Tool Calling Coverage
Inline moderation covers tool-call arguments and tool outputs when they appear in conversation content. It does not score:
- Tool names
- Tool descriptions
- Tool schemas
- Response format specifications
If your tools handle sensitive data — medical records, legal documents, personal information — and tool schemas themselves could reveal sensitive patterns, the standalone moderation endpoint gives finer control. For most agents, inline coverage is sufficient.
Cost
The moderation endpoint is free. Adding moderation to a generation request does not increase your bill beyond the standard generation cost. There is no per-moderation-call charge, whether you use the inline parameter or the standalone endpoint.
The practical implication: there is no cost reason to skip moderation.
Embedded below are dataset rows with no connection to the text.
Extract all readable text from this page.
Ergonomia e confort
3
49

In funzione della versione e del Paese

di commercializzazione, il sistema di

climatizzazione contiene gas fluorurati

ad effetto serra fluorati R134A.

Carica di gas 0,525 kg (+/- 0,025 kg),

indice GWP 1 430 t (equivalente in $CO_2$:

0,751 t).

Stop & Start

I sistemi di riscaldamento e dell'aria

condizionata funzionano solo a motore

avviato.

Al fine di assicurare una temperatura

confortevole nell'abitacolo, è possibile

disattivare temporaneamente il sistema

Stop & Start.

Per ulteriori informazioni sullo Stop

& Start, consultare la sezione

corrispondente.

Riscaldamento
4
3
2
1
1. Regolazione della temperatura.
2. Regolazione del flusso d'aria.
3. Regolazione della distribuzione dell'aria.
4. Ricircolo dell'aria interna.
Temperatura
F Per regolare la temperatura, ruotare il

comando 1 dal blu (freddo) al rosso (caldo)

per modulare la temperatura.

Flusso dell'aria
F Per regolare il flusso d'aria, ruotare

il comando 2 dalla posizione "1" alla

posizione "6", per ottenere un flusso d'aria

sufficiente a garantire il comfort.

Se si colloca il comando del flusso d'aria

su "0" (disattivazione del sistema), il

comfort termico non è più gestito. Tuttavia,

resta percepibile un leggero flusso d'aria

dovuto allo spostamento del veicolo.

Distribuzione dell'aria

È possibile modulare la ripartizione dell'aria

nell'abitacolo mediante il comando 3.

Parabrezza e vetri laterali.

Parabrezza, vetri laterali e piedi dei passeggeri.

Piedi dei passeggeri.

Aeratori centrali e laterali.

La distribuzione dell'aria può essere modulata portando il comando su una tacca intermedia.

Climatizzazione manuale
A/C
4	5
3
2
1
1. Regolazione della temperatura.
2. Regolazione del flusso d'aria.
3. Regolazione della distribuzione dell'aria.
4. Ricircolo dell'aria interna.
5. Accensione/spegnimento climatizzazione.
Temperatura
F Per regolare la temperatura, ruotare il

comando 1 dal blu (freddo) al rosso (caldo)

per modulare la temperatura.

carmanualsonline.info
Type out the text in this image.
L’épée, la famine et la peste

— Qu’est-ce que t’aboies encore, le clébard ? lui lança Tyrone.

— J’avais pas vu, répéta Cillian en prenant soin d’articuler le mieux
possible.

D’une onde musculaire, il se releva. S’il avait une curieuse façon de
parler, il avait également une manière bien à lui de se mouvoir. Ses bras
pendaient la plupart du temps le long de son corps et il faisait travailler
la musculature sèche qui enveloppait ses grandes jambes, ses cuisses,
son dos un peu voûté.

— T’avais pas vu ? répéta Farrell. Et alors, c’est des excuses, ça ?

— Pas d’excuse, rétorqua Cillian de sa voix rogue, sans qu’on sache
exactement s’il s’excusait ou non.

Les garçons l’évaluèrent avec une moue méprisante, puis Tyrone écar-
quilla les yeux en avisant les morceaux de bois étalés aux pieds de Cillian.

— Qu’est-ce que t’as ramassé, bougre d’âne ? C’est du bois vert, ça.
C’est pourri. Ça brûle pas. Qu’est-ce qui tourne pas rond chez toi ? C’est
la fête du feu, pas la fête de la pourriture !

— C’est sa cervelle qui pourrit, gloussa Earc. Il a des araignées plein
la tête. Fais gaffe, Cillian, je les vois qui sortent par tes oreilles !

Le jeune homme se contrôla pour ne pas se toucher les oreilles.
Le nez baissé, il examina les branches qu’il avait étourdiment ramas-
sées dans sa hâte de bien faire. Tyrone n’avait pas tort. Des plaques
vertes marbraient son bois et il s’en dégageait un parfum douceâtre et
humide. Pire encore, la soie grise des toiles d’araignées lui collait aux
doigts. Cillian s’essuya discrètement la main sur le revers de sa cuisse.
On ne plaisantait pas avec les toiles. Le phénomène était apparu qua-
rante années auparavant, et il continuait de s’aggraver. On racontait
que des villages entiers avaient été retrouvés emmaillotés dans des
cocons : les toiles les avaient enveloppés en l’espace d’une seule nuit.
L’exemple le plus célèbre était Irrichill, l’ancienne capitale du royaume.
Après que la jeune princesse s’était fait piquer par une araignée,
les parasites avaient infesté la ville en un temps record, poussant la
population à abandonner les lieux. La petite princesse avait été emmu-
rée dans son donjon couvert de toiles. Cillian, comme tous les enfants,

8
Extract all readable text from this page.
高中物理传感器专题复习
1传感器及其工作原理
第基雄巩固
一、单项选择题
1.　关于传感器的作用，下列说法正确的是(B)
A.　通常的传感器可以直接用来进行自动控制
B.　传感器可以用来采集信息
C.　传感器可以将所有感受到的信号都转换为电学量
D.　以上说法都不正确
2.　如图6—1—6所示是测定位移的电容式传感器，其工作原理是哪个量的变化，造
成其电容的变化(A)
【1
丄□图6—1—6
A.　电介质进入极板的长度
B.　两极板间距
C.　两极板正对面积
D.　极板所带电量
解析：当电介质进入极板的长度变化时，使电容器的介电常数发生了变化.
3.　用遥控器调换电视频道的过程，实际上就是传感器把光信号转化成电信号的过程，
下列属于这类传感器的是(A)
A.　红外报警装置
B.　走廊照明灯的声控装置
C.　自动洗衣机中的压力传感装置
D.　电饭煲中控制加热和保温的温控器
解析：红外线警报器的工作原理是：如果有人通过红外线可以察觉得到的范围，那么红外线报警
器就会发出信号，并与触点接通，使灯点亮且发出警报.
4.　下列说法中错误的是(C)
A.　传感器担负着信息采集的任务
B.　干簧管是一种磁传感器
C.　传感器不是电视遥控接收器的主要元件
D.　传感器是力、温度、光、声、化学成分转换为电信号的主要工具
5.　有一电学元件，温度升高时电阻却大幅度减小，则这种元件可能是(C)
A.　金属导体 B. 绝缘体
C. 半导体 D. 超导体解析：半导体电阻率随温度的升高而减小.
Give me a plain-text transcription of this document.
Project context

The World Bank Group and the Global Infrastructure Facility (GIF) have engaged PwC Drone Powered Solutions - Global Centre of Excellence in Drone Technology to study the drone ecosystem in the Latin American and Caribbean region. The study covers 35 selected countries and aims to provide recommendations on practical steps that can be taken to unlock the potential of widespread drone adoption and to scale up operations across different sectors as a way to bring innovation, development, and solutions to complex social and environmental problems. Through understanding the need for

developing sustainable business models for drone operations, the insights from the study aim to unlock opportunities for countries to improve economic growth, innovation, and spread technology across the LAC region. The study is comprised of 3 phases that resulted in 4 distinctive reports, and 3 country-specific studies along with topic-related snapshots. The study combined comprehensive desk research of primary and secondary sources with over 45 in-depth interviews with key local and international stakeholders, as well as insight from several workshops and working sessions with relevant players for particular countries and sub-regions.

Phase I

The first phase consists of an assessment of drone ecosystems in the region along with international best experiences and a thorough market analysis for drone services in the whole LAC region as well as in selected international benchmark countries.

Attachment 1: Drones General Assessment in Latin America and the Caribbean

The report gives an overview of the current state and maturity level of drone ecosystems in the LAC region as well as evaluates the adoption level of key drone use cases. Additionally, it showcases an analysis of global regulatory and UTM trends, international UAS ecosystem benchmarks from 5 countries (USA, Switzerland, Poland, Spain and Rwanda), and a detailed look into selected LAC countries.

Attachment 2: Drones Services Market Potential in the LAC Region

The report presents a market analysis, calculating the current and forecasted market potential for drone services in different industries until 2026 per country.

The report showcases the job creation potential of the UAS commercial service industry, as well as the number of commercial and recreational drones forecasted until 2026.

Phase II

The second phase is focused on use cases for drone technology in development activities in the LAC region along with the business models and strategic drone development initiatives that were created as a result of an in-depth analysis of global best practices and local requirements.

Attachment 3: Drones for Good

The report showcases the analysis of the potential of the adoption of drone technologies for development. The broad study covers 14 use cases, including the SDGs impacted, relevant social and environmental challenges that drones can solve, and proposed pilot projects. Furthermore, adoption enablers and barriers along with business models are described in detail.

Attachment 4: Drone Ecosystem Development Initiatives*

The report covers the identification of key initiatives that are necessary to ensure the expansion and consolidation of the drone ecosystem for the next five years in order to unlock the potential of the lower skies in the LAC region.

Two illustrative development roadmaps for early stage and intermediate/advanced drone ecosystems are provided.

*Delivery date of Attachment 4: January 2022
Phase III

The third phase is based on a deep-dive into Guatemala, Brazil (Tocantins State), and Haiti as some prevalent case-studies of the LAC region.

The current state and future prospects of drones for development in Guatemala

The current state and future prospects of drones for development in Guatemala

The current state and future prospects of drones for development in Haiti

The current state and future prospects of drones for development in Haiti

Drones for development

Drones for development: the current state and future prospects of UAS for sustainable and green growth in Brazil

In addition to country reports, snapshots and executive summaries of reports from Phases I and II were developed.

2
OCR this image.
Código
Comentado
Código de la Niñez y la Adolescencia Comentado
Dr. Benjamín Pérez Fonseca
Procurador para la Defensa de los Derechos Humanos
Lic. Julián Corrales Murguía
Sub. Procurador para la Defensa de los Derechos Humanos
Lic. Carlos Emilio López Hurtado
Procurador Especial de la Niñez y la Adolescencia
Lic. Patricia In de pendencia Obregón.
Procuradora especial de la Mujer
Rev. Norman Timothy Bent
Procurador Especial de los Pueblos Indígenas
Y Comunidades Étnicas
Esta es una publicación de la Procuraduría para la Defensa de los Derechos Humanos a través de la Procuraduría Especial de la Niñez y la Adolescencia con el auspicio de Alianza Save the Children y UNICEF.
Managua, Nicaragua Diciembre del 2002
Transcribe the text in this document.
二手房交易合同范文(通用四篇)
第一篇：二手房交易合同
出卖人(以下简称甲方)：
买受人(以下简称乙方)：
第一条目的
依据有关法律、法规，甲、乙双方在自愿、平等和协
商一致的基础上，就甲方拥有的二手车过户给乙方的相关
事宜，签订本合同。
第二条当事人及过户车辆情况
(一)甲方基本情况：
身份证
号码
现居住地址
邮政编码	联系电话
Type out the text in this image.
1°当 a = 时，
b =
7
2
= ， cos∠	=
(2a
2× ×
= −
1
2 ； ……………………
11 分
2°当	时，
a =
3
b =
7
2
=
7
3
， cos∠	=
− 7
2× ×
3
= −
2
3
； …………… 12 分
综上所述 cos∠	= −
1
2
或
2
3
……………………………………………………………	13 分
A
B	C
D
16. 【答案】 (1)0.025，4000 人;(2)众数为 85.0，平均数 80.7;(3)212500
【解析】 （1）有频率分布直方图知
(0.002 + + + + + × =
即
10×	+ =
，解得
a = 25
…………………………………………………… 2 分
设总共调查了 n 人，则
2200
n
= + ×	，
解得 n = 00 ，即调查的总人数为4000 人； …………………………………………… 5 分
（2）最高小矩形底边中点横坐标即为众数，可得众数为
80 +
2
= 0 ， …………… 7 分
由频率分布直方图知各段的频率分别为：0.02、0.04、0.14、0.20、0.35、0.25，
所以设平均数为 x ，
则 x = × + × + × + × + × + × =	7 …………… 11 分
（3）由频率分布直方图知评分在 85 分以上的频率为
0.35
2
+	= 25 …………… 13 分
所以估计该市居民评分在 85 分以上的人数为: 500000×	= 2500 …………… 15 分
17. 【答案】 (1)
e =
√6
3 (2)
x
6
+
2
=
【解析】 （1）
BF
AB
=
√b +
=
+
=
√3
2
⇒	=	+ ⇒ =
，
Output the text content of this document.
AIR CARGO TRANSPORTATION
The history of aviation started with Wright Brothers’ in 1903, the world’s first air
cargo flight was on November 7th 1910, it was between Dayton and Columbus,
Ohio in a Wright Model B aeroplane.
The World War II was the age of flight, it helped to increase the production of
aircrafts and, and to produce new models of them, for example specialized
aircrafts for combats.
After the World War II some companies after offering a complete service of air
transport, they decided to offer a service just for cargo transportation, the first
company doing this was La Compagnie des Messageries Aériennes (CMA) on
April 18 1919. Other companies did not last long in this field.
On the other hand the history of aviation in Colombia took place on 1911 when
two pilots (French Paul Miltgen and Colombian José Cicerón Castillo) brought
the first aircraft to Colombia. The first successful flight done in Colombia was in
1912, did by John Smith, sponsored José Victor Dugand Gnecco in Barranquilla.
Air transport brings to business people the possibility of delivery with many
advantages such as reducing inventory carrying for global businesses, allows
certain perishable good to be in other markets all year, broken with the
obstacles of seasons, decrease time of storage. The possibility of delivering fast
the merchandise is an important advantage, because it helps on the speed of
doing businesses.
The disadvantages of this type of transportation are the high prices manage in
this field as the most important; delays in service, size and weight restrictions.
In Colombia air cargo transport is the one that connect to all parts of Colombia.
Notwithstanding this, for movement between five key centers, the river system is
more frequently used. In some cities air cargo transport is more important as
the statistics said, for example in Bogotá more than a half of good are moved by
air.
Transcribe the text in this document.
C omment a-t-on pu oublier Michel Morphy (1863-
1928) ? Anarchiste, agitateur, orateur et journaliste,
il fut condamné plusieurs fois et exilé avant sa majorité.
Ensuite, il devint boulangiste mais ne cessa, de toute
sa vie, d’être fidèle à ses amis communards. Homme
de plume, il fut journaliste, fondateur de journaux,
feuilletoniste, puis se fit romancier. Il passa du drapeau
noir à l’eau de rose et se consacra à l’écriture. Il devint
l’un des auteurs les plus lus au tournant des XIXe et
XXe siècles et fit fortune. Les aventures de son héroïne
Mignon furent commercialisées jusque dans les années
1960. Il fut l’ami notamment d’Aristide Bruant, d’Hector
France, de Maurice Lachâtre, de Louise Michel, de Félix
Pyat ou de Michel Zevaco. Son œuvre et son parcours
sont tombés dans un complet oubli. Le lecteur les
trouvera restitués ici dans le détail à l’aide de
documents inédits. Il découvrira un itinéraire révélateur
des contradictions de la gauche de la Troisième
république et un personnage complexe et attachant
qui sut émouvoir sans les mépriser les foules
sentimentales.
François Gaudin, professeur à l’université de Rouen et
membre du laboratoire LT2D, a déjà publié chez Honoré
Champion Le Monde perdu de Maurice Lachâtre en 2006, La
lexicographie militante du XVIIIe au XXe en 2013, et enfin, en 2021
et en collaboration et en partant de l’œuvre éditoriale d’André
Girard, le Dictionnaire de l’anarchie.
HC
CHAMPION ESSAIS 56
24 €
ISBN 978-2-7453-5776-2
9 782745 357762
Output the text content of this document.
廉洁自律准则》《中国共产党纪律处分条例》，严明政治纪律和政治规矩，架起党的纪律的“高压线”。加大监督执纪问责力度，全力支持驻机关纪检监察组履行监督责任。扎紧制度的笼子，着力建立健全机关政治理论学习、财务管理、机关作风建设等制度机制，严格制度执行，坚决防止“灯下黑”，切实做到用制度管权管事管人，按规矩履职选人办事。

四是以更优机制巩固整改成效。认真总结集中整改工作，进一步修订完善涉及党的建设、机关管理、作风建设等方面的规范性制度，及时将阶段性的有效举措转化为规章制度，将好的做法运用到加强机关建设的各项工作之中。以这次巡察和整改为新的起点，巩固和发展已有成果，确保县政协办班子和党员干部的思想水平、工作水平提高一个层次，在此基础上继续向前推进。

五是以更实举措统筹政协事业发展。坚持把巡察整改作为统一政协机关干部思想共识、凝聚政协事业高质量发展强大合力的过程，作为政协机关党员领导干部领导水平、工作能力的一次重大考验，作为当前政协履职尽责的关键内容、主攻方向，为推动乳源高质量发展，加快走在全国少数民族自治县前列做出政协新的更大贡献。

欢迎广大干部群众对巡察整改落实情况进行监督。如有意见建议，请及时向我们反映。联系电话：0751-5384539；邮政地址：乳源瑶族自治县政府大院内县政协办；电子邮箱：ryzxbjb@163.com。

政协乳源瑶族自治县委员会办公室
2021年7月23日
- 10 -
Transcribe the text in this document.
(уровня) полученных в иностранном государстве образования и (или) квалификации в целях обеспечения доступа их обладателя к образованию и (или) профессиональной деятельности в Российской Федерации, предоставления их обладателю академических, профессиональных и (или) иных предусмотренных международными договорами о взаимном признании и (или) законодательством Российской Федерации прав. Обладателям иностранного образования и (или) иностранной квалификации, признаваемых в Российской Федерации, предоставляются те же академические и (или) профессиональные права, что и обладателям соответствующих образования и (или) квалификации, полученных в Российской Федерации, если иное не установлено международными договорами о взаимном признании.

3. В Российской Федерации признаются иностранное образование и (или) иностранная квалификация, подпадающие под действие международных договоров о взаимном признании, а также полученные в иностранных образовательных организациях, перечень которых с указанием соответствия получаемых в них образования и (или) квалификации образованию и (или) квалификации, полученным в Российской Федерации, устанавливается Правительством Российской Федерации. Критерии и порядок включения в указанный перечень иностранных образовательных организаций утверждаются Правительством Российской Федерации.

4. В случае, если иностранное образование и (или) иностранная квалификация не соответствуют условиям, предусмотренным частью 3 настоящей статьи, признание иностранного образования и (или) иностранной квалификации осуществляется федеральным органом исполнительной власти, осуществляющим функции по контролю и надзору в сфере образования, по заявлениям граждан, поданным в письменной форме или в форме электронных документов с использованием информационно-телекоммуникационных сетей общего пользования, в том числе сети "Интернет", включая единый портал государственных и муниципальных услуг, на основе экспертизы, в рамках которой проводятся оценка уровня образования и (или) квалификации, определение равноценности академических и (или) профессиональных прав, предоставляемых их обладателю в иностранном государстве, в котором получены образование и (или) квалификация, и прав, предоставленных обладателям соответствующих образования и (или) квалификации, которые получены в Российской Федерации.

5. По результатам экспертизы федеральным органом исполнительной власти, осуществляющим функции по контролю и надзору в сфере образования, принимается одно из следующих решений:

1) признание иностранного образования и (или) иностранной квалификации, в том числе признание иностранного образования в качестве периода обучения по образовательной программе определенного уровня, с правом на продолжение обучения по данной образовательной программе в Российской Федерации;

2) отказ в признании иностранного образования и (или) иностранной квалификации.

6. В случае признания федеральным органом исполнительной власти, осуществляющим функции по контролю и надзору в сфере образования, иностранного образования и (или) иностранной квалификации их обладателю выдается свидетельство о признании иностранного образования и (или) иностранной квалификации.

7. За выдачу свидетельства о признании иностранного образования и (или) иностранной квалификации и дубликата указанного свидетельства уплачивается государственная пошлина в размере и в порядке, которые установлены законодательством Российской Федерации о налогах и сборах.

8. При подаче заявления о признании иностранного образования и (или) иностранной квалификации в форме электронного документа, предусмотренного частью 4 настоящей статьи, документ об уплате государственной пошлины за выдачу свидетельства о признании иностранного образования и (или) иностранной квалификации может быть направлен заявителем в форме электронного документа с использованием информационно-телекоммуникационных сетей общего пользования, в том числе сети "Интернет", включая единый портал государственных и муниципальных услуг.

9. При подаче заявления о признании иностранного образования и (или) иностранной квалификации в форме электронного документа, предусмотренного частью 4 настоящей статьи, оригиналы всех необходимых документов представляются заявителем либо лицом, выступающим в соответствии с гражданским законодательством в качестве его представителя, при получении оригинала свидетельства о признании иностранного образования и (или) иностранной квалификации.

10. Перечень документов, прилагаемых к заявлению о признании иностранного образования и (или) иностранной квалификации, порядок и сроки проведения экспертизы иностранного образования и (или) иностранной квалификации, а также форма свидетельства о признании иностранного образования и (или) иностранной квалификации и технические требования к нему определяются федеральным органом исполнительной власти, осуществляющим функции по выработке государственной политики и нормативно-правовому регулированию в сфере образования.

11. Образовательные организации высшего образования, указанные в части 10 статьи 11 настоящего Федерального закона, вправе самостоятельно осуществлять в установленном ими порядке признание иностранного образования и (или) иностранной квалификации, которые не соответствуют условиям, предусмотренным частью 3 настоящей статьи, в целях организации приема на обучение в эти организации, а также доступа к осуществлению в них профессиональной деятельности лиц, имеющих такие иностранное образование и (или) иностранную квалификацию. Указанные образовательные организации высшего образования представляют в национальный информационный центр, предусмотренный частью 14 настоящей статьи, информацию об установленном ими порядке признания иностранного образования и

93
The only tradeoff is compute overhead (a small latency increase at response completion) and streaming behavior (results arrive at the end, not in flight).
When to Use Inline vs Standalone
Use inline moderation when:
- You want moderation results logged with every response without adding code complexity
- You already use the Responses or Chat Completions API and want the simplest path
- Your use case can tolerate learning about a safety issue after the model has finished generating
- You use non-streaming or can post-process before displaying output to users
Keep standalone /v1/moderations when:
- You need to check a prompt before spending generation tokens on a likely-flagged input
- You need real-time blocking during streaming (fire a moderation call in parallel, cancel the stream if flagged)
- You need to moderate content that isn’t part of a generation request (uploaded files, user profiles, form inputs)
- You need the
input_typebreakdown for multimodal content separately from a generation flow
Migration Note
Adding moderation to existing generation calls is additive — it doesn’t change the model output, the response structure, or any existing fields. You can deploy it to a subset of endpoints first and compare results before rolling out broadly. No beta header is required; inline moderation is generally available as of June 4, 2026.